酒にそれぞれ名前を書いていく。普通に日本語だ。


そして、魔法陣を組んでいく。めぐみとゼウちゃんに切り替え出来るようにしておこう。


で、ゼウちゃんに切り替えて酒類を置いて魔力を流すとポッと光っただけで物は消えない。あれ?失敗か?


今度はナッツを置いて魔力を流す。やっぱり消えない。


今度はめぐみに切り替えて残りのチョコを置いて魔力を流す。


やっぱり消えないな・・・


ピーピー


まためぐみからだ。


「何これー! めっちゃ美味しい。次も宜しくね」


がチャ


騒がしいやつだ。


ちゃんと届いてるのか。じゃこれはなんだ? 魔法陣に残されたチョコを食べると味が薄い。なるほど、こんなシステムなのか。確かにお墓とかにお供えしたお下がりってなんか味が薄かった気がする。


ダンに今の事を説明して酒を味見してもらう。


「確かに薄くなってんな。

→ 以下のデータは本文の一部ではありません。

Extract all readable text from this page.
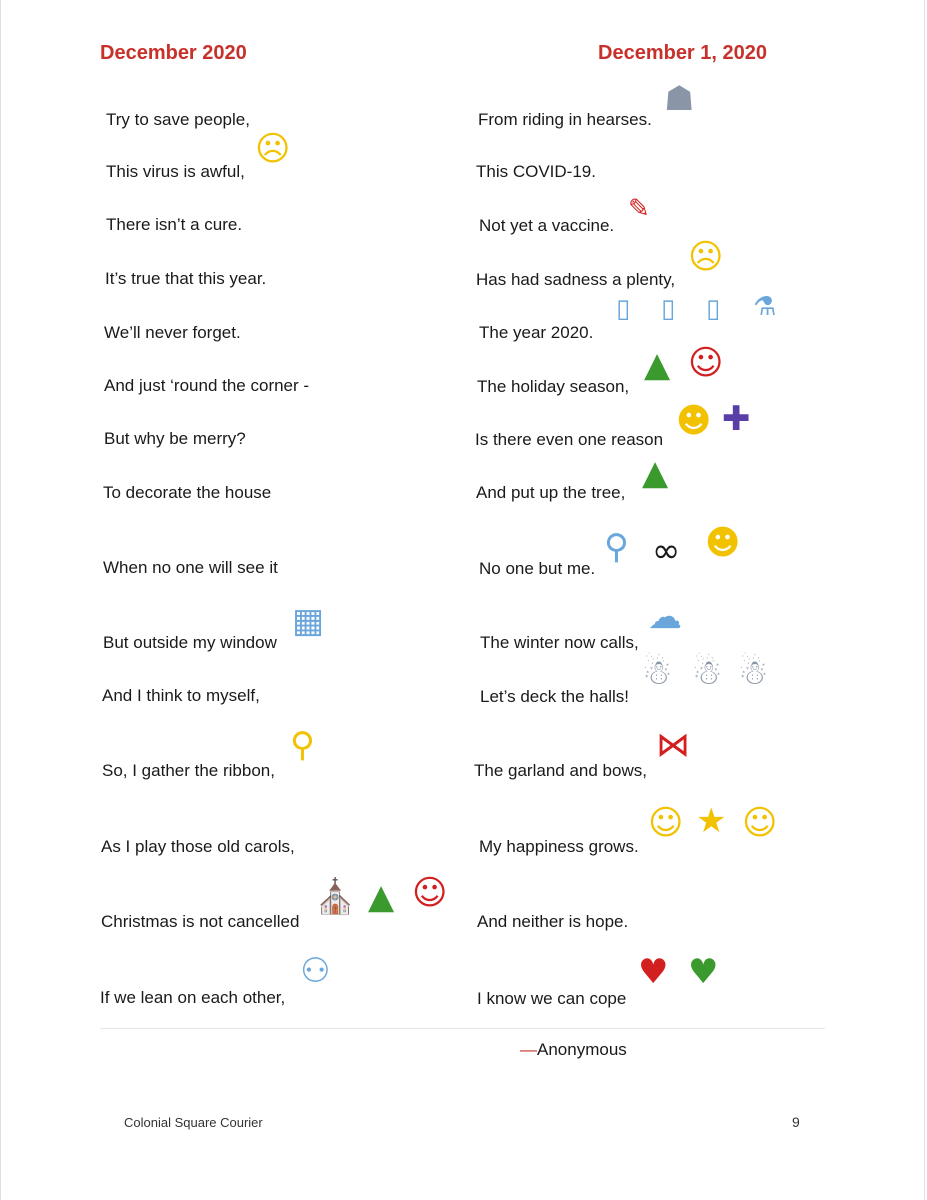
December 2020	December 1, 2020
Try to save people,
This virus is awful,
There isn’t a cure.
It’s true that this year.
We’ll never forget.
And just ‘round the corner -
But why be merry?
To decorate the house
When no one will see it
But outside my window
And I think to myself,
So, I gather the ribbon,
As I play those old carols,
Christmas is not cancelled
If we lean on each other,
From riding in hearses.
This COVID-19.
Not yet a vaccine.
Has had sadness a plenty,
The year 2020.
The holiday season,
Is there even one reason
And put up the tree,
No one but me.
The winter now calls,
Let’s deck the halls!
The garland and bows,
My happiness grows.
And neither is hope.
I know we can cope
☗
☹
✎
☹
▯ ▯ ▯ ⚗
▲ ☺
☻ ✚
▲
⚲ ∞ ☻
▦	☁
☃ ☃ ☃
⚲	⋈
☺ ★ ☺
⛪ ▲ ☺
⚇	♥ ♥
—Anonymous
Colonial Square Courier	9
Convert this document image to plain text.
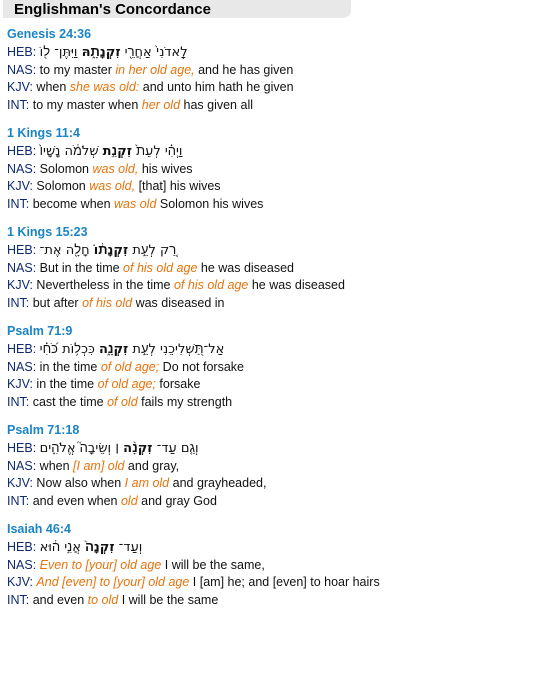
Englishman's Concordance
Genesis 24:36
HEB:	לַֽאדֹנִי֙ אַחֲרֵ֖י זִקְנָתָ֑הּ וַיִּתֶּן־ ל֖וֹ
NAS: to my master in her old age, and he has given
KJV: when she was old: and unto him hath he given
INT: to my master when her old has given all
1 Kings 11:4
HEB:	וַיְהִ֗י לְעֵת֙ זִקְנַ֣ת שְׁלֹמֹ֔ה נָשָׁיו֙
NAS: Solomon was old, his wives
KJV: Solomon was old, [that] his wives
INT: become when was old Solomon his wives
1 Kings 15:23
HEB:	רַ֚ק לְעֵ֣ת זִקְנָת֔וֹ חָלָ֖ה אֶת־
NAS: But in the time of his old age he was diseased
KJV: Nevertheless in the time of his old age he was diseased
INT: but after of his old was diseased in
Psalm 71:9
HEB:	אַל־תַּ֭שְׁלִיכֵנִי לְעֵ֣ת זִקְנָ֑ה כִּכְל֥וֹת כֹּ֝חִ֗י
NAS: in the time of old age; Do not forsake
KJV: in the time of old age; forsake
INT: cast the time of old fails my strength
Psalm 71:18
HEB:	וְגַ֤ם עַד־ זִקְנָ֨ה ׀ וְשֵׂיבָה֮ אֱלֹהִ֪ים
NAS: when [I am] old and gray,
KJV: Now also when I am old and grayheaded,
INT: and even when old and gray God
Isaiah 46:4
HEB:	וְעַד־ זִקְנָה֙ אֲנִ֣י ה֔וּא
NAS: Even to [your] old age I will be the same,
KJV: And [even] to [your] old age I [am] he; and [even] to hoar hairs
INT: and even to old I will be the same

これ神様が飲んだってとこか?」


「まだ飲んでないかもしれないけど、神様の所に行ったのは確かだね」


「なるほどなぁ。ぼっちゃんやっぱり人間じゃなくなってんじゃねーか?」


「なんで?」


「普通、自由に神様と話をしたりできねーだろがよ」


確かに。


「他にも何かあるんじゃねーのか?」


「これ以上何があるってんだよ?」


いや、そのうちラムザとかいきなりくるかもしれん。あんなビキニ姿で来られたら絶対誤解されるからな。


自分でこんな事を考えてフラグになってしまうんじゃないかと不安になってしまったのであった。